Beberapa hal cukup menarik dilihat lebih dalam berkaitan dengan Demokrat dan AHY juga, sebagai berikut;
Demokrat ini bukan lagi partai gede. AHY mendapatkan warisan maaf mobil bobrok, bukan karena tua, hanya karena salah pakai. Seperti level mobil timor lah, mobil ala kadar dipakai ugal-ugalan dan akhirnya remuk.
Pendirian Demokrat yang hanya sesaat, demi kendaraan SBY, jelas tanpa perencanaan matang, benar saja cepat gede dan cepat pulan meredup. Hanya dalam satu kali pemilu mendapatkan suara yang luar biasa, artinya bisa diterjemahkan sendiri ada apa di sana.
Pemilu berikutnya malah babak belur. Jelas karena adanya skandal demi skandal, dan bahkan ketua umum, bendahara, sekjend, menteri dan dewan dengan bidang yang sama, kedua belah pihak masuk bui. Mau apa yang dijual? Rongsongkan dengan kualitas awal yang juga asal-asalan.
Para penumpangnya, jelas kader dan petinggi Demokrat pun kualifikasi level KW, pelaku politik mencari aman, seperti Didi, Amir, Syarif, Roy yang akhirnya mundur. Kader keren level Anas telah dijebloskan dulu. Takut ada matahari kembar, malah menyuramkan keberadaan Demokrat sendiri.
Ruhut meskipun level anjing penjaga, sebegaimana pengakuannya, toh masih memiliki kekuatan dan jaringan, dibandingkan yang masih bertahan di dalam Demokrat. Yang bertahan itu tahu diri tidak akan bisa bekerja sebagai politikus di tempat lain.
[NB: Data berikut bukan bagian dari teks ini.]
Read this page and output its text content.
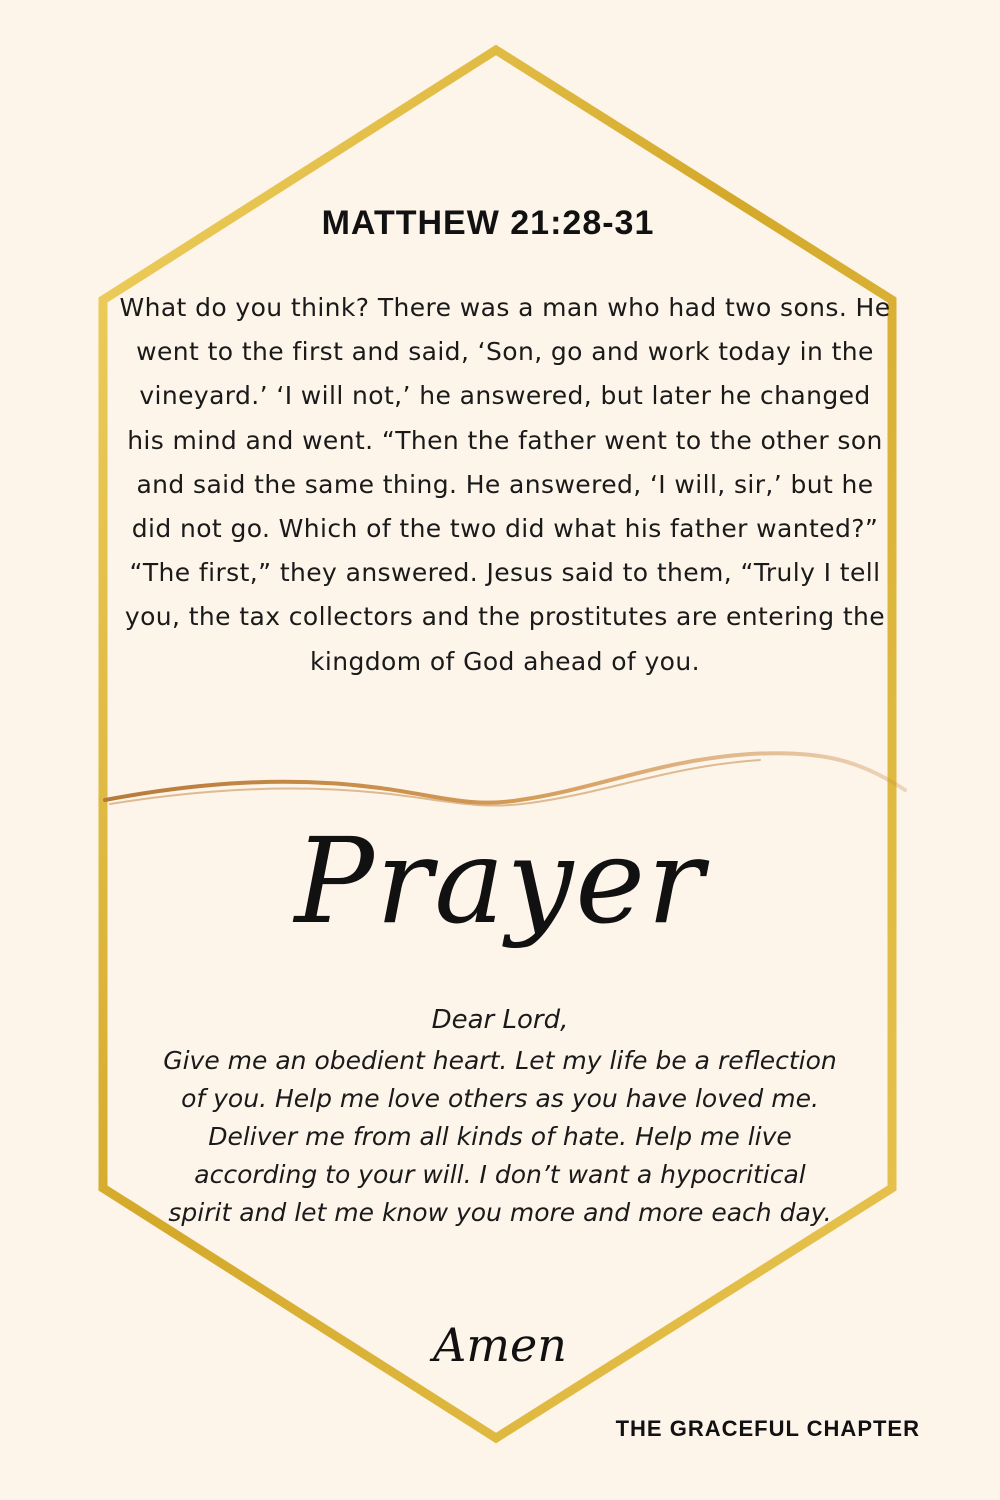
MATTHEW 21:28-31

What do you think? There was a man who had two sons. He went to the first and said, ‘Son, go and work today in the vineyard.’ ‘I will not,’ he answered, but later he changed his mind and went. “Then the father went to the other son and said the same thing. He answered, ‘I will, sir,’ but he did not go. Which of the two did what his father wanted?” “The first,” they answered. Jesus said to them, “Truly I tell you, the tax collectors and the prostitutes are entering the kingdom of God ahead of you.

Prayer

Dear Lord,

Give me an obedient heart. Let my life be a reflection of you. Help me love others as you have loved me. Deliver me from all kinds of hate. Help me live according to your will. I don’t want a hypocritical spirit and let me know you more and more each day.

Amen

THE GRACEFUL CHAPTER
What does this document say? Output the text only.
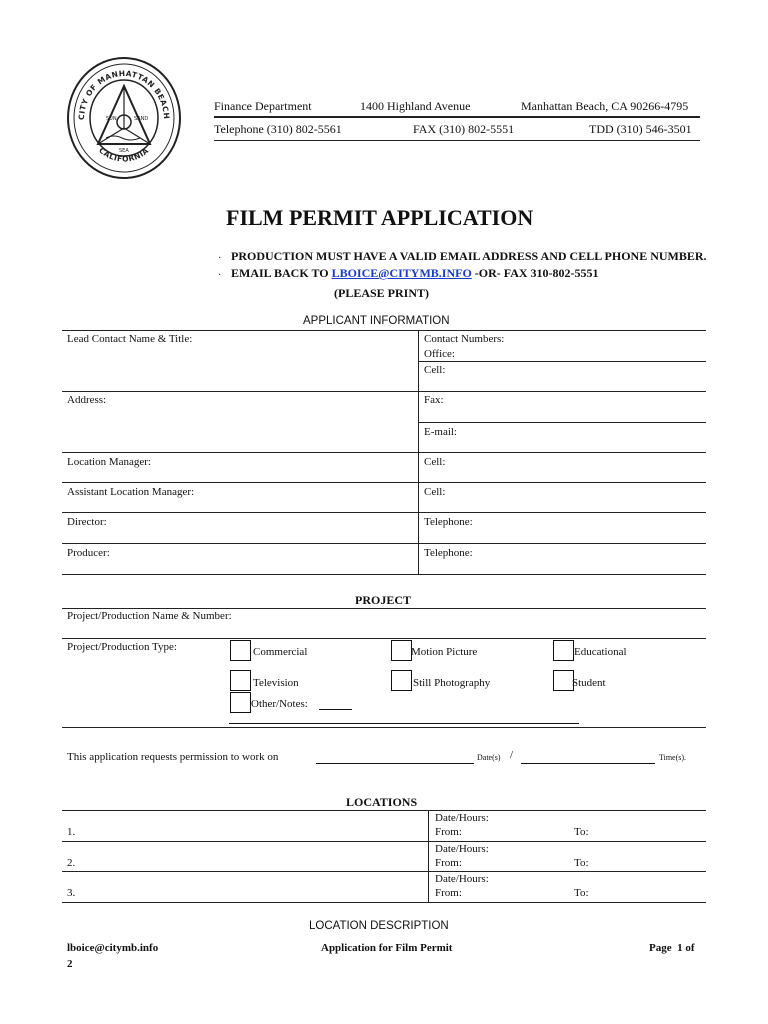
CITY OF MANHATTAN BEACH
CALIFORNIA
SUN	SAND
SEA
Finance Department	1400 Highland Avenue	Manhattan Beach, CA 90266-4795
Telephone (310) 802-5561	FAX (310) 802-5551	TDD (310) 546-3501
FILM PERMIT APPLICATION
· PRODUCTION MUST HAVE A VALID EMAIL ADDRESS AND CELL PHONE NUMBER.
· EMAIL BACK TO LBOICE@CITYMB.INFO -OR- FAX 310-802-5551
(PLEASE PRINT)
APPLICANT INFORMATION
Lead Contact Name & Title:	Contact Numbers:
Office:
Cell:
Address:	Fax:
E-mail:
Location Manager:	Cell:
Assistant Location Manager:	Cell:
Director:	Telephone:
Producer:	Telephone:
PROJECT
Project/Production Name & Number:
Project/Production Type:	Commercial	Motion Picture	Educational
Television	Still Photography	Student
Other/Notes:
This application requests permission to work on	Date(s) /	Time(s).
LOCATIONS
1.
Date/Hours:
From:	To:
2.
Date/Hours:
From:	To:
3.
Date/Hours:
From:	To:
LOCATION DESCRIPTION
lboice@citymb.info
2
Application for Film Permit	Page  1 of
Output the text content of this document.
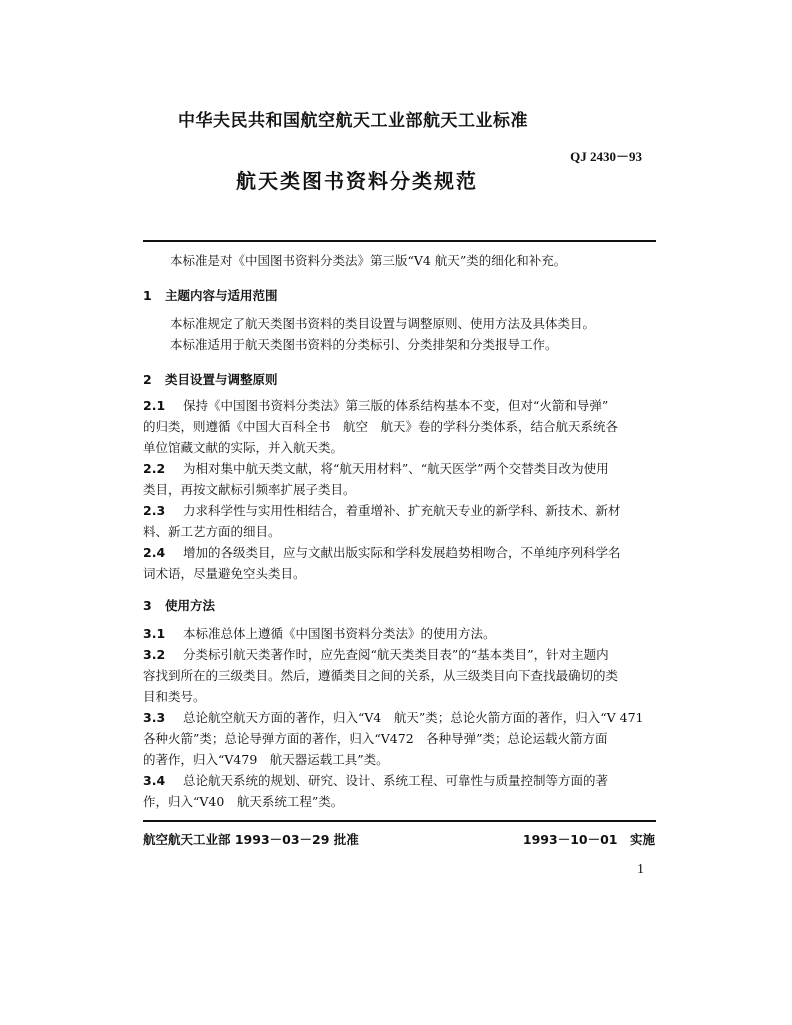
中华夫民共和国航空航天工业部航天工业标准
QJ 2430－93
航天类图书资料分类规范
本标准是对《中国图书资料分类法》第三版“V4 航天”类的细化和补充。
1 主题内容与适用范围
本标准规定了航天类图书资料的类目设置与调整原则、使用方法及具体类目。
本标准适用于航天类图书资料的分类标引、分类排架和分类报导工作。
2 类目设置与调整原则
2.1 保持《中国图书资料分类法》第三版的体系结构基本不变，但对“火箭和导弹”
的归类，则遵循《中国大百科全书　航空　航天》卷的学科分类体系，结合航天系统各
单位馆藏文献的实际，并入航天类。
2.2 为相对集中航天类文献，将“航天用材料”、“航天医学”两个交替类目改为使用
类目，再按文献标引频率扩展子类目。
2.3 力求科学性与实用性相结合，着重增补、扩充航天专业的新学科、新技术、新材
料、新工艺方面的细目。
2.4 增加的各级类目，应与文献出版实际和学科发展趋势相吻合，不单纯序列科学名
词术语，尽量避免空头类目。
3 使用方法
3.1 本标准总体上遵循《中国图书资料分类法》的使用方法。
3.2 分类标引航天类著作时，应先查阅“航天类类目表”的“基本类目”，针对主题内
容找到所在的三级类目。然后，遵循类目之间的关系，从三级类目向下查找最确切的类
目和类号。
3.3 总论航空航天方面的著作，归入“V4　航天”类；总论火箭方面的著作，归入“V 471
各种火箭”类；总论导弹方面的著作，归入“V472　各种导弹”类；总论运载火箭方面
的著作，归入“V479　航天器运载工具”类。
3.4 总论航天系统的规划、研究、设计、系统工程、可靠性与质量控制等方面的著
作，归入“V40　航天系统工程”类。
航空航天工业部 1993－03－29 批准	1993－10－01　实施
1
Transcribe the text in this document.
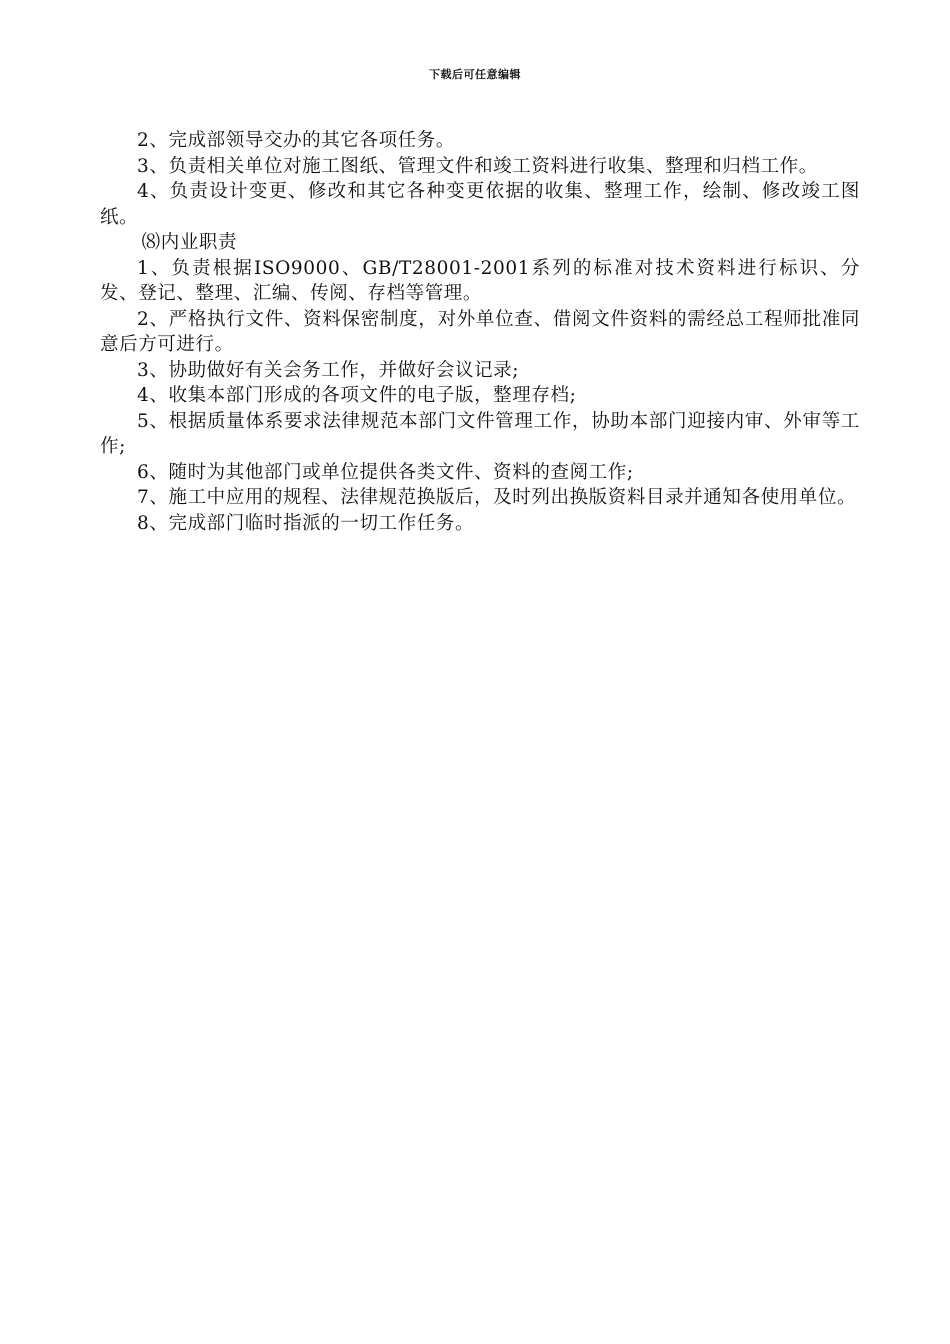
下载后可任意编辑

2、完成部领导交办的其它各项任务。

3、负责相关单位对施工图纸、管理文件和竣工资料进行收集、整理和归档工作。

4、负责设计变更、修改和其它各种变更依据的收集、整理工作，绘制、修改竣工图纸。

⑻内业职责

1、负责根据ISO9000、GB/T28001-2001系列的标准对技术资料进行标识、分发、登记、整理、汇编、传阅、存档等管理。

2、严格执行文件、资料保密制度，对外单位查、借阅文件资料的需经总工程师批准同意后方可进行。

3、协助做好有关会务工作，并做好会议记录;

4、收集本部门形成的各项文件的电子版，整理存档;

5、根据质量体系要求法律规范本部门文件管理工作，协助本部门迎接内审、外审等工作;

6、随时为其他部门或单位提供各类文件、资料的查阅工作;

7、施工中应用的规程、法律规范换版后，及时列出换版资料目录并通知各使用单位。

8、完成部门临时指派的一切工作任务。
Tidak ada yang bekerja demi Demokrat, namun bekerja dari Demokrat. Mereka bukan memberikan bagi partai namun mencari dari partai. Lihat kualifikasi Hutahaen, apa yang bisa diharapkan ke depan dengan politikus model demikian. Apa yang dinyatakan hanya sebuah gaungan sepi demi amannya diri, mau merugikan partai mana duli.
Ada Andi Arief, sebenarnya masih cukup kemampuan, entah mengapa menjadi sedemikian, maaf bodoh, atau karena takut menjadi matahari, sehingga malah berubah jadi kunang-kunang. Miris bukan?
Ibas, sejatinya banyak harapan diberikan kepadanya oleh SBY dan alharhum Ibu Ani, dengan menempatkan di dewan. Tetapi ya itu, ternyata hanya segitu levelnya. Tidak jauh-jauh dari modal awal. Sama sekali tidak berkembang. Menyikapi isu saja tidak pernah. Entah kerjanya di dewan itu apa.